Stasienko overheard a conversation between a 5-year-old girl and 4-year-old boy that she said broke her heart. The girl said, “Our Ukraine is already dead,” and he disagreed, saying “I think it is not all dead.” To her insistent “I am telling you, it is dead, nothing is left,” the boy said, “I wish a little piece of it would not be dead.”
L’Arche International, which provides group homes and spiritual support for people with intellectual disabilities in 37 countries, is hosting refugees fleeing the Russian war in Ukraine. The decision for L’Arche in Wroclaw to host the day care center was made in early March, and “a week later we were up and running,” Stasienko said.
“There is so much need” among Ukrainians who have fled to Wroclaw in southwestern Poland, she said, noting that people across the city “have been working together to see what we can do to help with what we have.”
In Wroclaw, the L’Arche community has 24 residents who live in three houses on a property that includes a large hall that is now being used for the day care center. Adults with mostly developmental disabilities are the core members of L’Arche, and they live in community with those who care for them.
“Our residents always come and say hello to the children when they arrive in the mornings. There’s a feeling of community and they are very welcoming,” Stasienko said. Most of the children are 4 to 6 years old, “although we do take children up to the age of 10,” she said.
Ukrainians in Wroclaw have pitched in with local volunteers to help at the day care center, Stasienko said, adding, “It is so good to have Ukrainians helping because they can communicate well with the children.”

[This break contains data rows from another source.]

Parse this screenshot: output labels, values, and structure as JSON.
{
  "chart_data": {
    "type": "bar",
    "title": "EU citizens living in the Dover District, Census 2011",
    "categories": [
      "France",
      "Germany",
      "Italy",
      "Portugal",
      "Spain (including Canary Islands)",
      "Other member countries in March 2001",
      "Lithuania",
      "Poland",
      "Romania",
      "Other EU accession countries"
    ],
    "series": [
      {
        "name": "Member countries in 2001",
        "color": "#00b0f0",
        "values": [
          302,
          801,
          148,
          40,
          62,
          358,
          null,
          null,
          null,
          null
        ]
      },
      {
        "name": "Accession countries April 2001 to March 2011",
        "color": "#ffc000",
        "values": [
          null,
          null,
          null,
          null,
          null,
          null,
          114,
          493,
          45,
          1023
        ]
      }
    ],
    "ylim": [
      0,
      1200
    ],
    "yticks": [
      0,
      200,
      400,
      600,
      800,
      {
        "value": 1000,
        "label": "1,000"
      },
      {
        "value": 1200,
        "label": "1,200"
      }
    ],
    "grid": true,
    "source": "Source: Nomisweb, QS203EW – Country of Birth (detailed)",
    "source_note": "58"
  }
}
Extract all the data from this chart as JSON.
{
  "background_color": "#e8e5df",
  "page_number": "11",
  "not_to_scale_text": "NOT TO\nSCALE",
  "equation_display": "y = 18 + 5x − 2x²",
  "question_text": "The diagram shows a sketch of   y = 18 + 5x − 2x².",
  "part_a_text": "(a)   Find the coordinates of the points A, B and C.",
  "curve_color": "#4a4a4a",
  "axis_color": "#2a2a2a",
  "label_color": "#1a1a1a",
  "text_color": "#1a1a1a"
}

Stasienko said the community is hosting a Ukrainian mother and her six children, including a 22-year-old disabled man.
“They live as part of the community,” Stasienko said, noting that the mother helps care for a L’Arche resident who uses a wheelchair. “Five days a week, she helps her with getting dressed and eating.”
“Our people are doing all they can to be welcoming, and they’d talk the guests’ language if they could,” Stasienko said. “One of our residents, Paul, changes the Polish words when he offers coffee in the morning,” and his hospitable intentions are welcomed with humor and warmth by everyone, she said.
The day care center was set up so that “mothers can leave their children in a safe place while they take care of urgent matters or even just chat to others in similar situations for support,” Stasienko said.
Among the volunteers are a Franciscan priest, who helps resolve problems at the center, and his mother, who cooks dinner for the children and their assistants every second day, she said.
Stasienko and her family have given free accommodation to a mother and two children from Ukraine since early March. Her friend, Marta Konwent, is also among the many Wroclaw residents who have opened their homes to people who have fled Ukraine and need a place to stay.
Konwent and her family hosted a young woman from Congo who had been studying in Ukraine and wanted to get to Brussels, where her brother lives.
“She had great difficulty getting into Poland because she isn’t Ukrainian,” Konwent told CNS.
“My father’s construction firm employed many men from Ukraine who have now gone home to fight,” Konwent said. At the same time, these men have “done everything possible to get their families here” to Wroclaw.
Five L’Arche communities in Poland are accommodating seven people with disabilities and 11 of their family members, as well as 27 other Ukrainian refugees, according to the country’s L’Arche Foundation.
Children with disabilities, including autism and Down syndrome, and other vulnerable people were fetched from the L’Arche community in Lviv, Ukraine, and taken to safety in Poland by a L’Arche volunteer in late March, the foundation’s website said.
As well as providing accommodation and food, the communities help to find jobs for Ukrainian adults able to work, schools for children, and psychological and other support for those who need it.